Dream date.
I don’t like Nazis as much as the next guy, but given a choice between beating up Nazis and getting laid, I think I’d prefer to get laid. Ya know, the whole “Make love not war” philosophy.
There’s a scene in game of thrones where the guy goes ‘nothing like a good fuck after a good fight’
So like 3,5 min for fighting and 3,5 for fucking? I’m almost 40, I can’t get it up in 3,5 minutes.
“Boosting cars or having sex, boosting cars or having sex… What about having sex while boosting cars?”
That movie was the first DVD I ever bought and it is still one of movies I enjoy watching for a relaxed afternoon.

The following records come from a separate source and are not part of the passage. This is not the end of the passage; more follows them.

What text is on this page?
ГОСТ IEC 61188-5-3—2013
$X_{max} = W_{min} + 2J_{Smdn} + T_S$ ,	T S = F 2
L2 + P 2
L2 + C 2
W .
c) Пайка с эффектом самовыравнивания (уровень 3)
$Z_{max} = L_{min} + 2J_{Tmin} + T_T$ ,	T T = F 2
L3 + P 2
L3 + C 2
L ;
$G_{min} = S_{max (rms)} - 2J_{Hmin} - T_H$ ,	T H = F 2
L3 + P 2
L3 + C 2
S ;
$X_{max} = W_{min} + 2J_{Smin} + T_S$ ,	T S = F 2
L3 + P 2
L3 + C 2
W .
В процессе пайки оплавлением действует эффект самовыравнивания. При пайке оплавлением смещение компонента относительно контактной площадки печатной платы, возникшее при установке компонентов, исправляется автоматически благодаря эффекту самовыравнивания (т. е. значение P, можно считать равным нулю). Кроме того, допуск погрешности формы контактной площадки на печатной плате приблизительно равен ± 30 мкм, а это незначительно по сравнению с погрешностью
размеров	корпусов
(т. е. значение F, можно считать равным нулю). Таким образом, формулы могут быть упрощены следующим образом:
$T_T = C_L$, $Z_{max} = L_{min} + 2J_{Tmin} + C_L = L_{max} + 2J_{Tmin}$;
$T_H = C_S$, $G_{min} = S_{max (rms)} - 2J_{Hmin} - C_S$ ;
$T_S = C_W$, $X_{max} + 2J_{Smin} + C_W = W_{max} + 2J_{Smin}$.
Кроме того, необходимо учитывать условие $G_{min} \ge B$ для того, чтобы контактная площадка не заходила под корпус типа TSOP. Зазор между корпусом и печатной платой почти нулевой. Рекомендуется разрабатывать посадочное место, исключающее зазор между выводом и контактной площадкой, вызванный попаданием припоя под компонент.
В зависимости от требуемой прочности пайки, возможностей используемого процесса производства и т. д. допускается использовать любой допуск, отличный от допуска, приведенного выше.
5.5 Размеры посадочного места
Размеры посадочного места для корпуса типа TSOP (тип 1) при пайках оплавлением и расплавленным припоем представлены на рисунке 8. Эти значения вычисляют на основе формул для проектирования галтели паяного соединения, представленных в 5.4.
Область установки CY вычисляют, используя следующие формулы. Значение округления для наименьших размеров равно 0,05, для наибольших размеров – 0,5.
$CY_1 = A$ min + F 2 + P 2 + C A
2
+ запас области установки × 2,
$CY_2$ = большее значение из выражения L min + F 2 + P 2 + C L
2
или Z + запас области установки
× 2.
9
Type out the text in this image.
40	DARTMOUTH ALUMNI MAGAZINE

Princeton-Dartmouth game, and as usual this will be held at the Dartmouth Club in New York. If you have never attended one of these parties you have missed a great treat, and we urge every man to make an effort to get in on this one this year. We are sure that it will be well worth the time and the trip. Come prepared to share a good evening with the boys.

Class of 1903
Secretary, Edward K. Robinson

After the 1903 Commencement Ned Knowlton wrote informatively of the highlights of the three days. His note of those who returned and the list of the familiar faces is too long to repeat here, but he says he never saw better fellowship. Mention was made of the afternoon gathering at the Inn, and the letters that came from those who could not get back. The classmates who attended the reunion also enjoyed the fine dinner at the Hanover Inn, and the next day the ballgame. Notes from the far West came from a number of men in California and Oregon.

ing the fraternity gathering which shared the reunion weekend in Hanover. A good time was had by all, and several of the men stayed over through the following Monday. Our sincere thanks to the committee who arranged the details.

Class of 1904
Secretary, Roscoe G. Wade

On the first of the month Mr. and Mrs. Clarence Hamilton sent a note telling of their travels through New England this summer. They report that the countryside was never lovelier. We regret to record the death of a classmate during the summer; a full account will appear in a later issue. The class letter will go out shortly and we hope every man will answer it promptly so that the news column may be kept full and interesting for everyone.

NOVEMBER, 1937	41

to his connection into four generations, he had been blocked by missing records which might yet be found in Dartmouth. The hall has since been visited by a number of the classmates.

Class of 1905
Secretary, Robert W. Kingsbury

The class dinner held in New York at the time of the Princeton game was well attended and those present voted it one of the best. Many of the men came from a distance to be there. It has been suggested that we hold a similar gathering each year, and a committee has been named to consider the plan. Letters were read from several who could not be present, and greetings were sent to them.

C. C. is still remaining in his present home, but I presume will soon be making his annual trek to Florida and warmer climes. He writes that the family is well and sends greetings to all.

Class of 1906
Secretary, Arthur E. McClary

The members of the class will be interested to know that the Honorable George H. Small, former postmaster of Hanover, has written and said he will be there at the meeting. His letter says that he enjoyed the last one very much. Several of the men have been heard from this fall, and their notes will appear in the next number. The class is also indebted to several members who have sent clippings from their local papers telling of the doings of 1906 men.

The director’s cut takes it up a notch.
Nazi or not there’s no shot I’d be able to kill people with a crowbar unless they are also actively trying to kill me
Irrelevant.
You and your date enter said room with a crowbar apiece (I’m bringing a modded spade), and the roomful of fascists gathered there, what, just stand and meekly stare at you both? Get on the ball. Don’t let go of the crowbar, but cut everything else loose, citizen. Clock’s tickin’ and that fuckin’ you’re here for ain’t starting until the room’s freshly painted.
I’m not really for beating people up in general, unless it’s necessary.
If possible, try and change their minds (it has been known to happen).
Violently resist their attempts at capturing any sort of influence though, which is the point the US is at it seems.
Nazi salute, straight to jail (which is what recently happened in a Victoria, Australia. A funny comparison to the US)
https://www.abc.net.au/news/2024-10-09/jacob-hersant-nazi-salute-sentence/104448256
Just picture the scene in Zombieland where they destroy the store for fun. But all the shelves are neonazi fuckheads. 😃
Does the soundproofness allow you to do stealth kills? Cuz otherwise, crowbar or not, you’re probably gonna get overtaken by a room full of opponents, unless this is also happening in some sort of kung fu movie.
Dont forget to leave your phone at home.